Friday, June 15, 2012

Another Reason Why Public Pension Funds Are in Trouble – In South Carolina Investment Managers Saw Their Opportunity

“I Seen My Opportunities and I Took ’Em.”: An Old-Time Pol Preaches Honest Graft




One of the famous, albeit not the most important of the old-time political bosses, was George Washington Plunkitt. Although he was well known in New York City political circles in the late-nineteenth and early-twentieth centuries, his enduring fame came from a very short book with a very long subtitle: Plunkitt of Tammany Hall: A Series of Very Plain Talks on Very Practical Politics, Delivered by Ex-Senator George Washington Plunkitt, the Tammany Philosopher, from his Rostrum—the New York County Courthouse Bootblack Stand. Journalist William Riordan listened to Plunkitt’s talks and published them as interviews in various local newspapers. In 1905, he published them in a book, which became a classic on American urban politics, one still widely read today. Amidst political cynicism, Plunkitt also preached the virtues of hard work, sobriety, and even (as in this talk on “honest graft”) honesty.



NY Times
The current state Treasurer of South Carolina  is Curtis Lofton, Jr. and he seems to have some integrity.  A recent New York Times article on the management, or lack thereof, of South Carolina’s state pension assets illustrates how one person can stand up to greed.

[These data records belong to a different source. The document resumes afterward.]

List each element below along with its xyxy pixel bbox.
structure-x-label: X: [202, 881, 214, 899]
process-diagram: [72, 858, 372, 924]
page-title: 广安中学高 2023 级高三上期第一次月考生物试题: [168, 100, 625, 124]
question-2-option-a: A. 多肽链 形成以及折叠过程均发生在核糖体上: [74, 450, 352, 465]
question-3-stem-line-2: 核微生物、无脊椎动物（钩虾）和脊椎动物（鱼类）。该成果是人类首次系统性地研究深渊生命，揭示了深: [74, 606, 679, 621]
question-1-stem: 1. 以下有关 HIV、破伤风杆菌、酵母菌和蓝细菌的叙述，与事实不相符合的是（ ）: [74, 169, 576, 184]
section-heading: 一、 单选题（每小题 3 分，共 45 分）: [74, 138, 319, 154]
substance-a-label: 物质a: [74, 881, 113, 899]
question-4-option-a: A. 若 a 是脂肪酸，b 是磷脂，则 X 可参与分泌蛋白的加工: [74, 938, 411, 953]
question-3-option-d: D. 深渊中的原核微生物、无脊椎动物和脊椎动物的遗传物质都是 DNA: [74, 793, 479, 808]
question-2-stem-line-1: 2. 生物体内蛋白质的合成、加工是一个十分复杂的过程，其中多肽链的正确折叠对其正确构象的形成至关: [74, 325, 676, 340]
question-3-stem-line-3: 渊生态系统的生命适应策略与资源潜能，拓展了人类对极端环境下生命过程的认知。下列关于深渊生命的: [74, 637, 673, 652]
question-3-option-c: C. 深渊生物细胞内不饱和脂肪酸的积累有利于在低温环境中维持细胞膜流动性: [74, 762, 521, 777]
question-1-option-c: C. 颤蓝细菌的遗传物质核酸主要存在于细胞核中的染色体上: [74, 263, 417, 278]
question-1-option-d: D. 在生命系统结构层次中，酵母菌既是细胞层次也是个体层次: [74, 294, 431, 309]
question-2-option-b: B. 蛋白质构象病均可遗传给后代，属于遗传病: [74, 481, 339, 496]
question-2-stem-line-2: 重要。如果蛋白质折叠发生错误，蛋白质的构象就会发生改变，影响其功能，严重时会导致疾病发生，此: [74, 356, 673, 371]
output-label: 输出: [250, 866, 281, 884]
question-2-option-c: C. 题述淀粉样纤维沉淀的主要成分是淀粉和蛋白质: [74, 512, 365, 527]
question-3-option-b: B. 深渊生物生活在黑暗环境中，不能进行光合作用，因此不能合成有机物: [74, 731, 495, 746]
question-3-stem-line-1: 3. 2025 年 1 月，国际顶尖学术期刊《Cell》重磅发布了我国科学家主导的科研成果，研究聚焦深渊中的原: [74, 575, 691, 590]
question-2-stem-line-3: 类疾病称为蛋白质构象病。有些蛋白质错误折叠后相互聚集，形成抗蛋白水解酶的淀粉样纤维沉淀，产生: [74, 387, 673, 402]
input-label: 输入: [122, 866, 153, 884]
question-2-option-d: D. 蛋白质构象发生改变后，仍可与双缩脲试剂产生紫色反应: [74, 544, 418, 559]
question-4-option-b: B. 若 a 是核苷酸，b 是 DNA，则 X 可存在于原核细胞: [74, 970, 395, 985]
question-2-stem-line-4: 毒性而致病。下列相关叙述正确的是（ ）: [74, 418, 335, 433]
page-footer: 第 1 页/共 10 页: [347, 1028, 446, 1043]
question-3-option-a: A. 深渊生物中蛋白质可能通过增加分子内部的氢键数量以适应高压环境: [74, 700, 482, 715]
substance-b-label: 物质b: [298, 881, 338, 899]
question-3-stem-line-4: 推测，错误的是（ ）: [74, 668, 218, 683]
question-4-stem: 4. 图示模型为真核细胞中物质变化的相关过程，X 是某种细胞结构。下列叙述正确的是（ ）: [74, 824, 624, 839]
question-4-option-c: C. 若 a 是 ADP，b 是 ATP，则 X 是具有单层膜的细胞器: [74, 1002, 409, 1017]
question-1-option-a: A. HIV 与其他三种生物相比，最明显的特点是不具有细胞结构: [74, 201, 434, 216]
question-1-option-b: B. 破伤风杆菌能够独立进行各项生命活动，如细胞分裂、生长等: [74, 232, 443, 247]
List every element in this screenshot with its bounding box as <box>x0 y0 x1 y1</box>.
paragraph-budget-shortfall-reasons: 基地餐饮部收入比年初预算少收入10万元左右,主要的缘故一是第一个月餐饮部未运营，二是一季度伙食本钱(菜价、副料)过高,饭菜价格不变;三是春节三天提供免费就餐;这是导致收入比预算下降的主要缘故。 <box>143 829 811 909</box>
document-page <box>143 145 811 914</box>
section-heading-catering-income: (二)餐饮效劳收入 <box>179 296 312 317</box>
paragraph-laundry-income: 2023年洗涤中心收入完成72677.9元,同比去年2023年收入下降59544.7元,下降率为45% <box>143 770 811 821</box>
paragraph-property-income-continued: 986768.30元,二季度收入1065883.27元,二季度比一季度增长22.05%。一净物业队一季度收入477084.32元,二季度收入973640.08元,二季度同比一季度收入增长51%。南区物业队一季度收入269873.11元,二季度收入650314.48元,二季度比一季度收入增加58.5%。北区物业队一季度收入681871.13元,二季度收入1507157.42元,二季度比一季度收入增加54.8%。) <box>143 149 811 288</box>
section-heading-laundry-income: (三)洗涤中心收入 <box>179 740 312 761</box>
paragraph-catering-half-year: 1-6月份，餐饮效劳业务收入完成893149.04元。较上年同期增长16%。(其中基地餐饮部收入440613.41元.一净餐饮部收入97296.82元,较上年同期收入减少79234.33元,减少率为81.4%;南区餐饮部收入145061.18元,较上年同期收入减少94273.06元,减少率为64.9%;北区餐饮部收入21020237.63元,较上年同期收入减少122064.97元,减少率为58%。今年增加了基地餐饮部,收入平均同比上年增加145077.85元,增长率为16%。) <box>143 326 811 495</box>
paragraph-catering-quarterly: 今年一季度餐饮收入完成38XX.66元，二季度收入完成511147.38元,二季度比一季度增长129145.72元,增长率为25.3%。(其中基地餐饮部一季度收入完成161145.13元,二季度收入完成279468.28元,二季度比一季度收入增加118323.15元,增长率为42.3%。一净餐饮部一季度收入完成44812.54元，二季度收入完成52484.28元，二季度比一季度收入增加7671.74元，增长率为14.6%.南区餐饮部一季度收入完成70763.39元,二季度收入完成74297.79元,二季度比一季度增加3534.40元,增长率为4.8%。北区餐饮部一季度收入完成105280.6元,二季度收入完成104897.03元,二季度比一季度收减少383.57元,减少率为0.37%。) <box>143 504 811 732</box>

The issue in South Carolina, like many states is getting a high enough return on pension investments so as to minimize contributions and thus be able to keep taxes, particularly on wealthy people, low.  So South Carolina went out and hired themselves a hot shot investment manager, paid him big bucks and got this result.

In 2005, South Carolina paid $22 million in management fees. By last year, that figure had soared to $344 million, including performance fees.

But maybe those fees were in error.

For instance, Mr. Loftis decided to take a closer look at the fees charged by just one of the state’s dozens of outside fund managers. The examination reduced the state’s fees by $18.1 million, Mr. Loftis said. He added that the fund manager called the difference a “reporting error.”

Yes, that’s what Wall Street investment managers call it when they overcharge a client by $18 million, it’s a reporting error.  As for performance

Funds like South Carolina’s are now left with many high-cost investments that in many cases have fared worse than old-fashioned stocks and bonds. The South Carolina fund earned 3.1 percent, annualized and before fees, in the three years through last June, the end of its fiscal year, versus 4.6 percent for all public pension funds tracked by Wilshire TUCS. (But the fund would fare better in the next six months, besting the national average for the three years through December.)

Wow, 3.1%, what a performance.  See a person could go to their broker, buy something good and safe and liquid like GE Capital Bonds and earn more than that.  But then Wall Street investment managers wouldn’t get those great fees.

As for the person who racked up all this fee expense for South Carolina, Mr. Robert L. Borden

What is also certain is that Mr. Borden is long gone. Mr. Borden, who resigned last December to join a private investment firm, says he is proud of what he accomplished in his nearly six years at the helm of the $24.5 billion South Carolina Retirement Systems.

Now who wants to bet against the idea that Mr. Borden went to work for one of those firms that got big fees from the South Carolina Pension Fund?  Anybody, really anybody.  Nobody huh.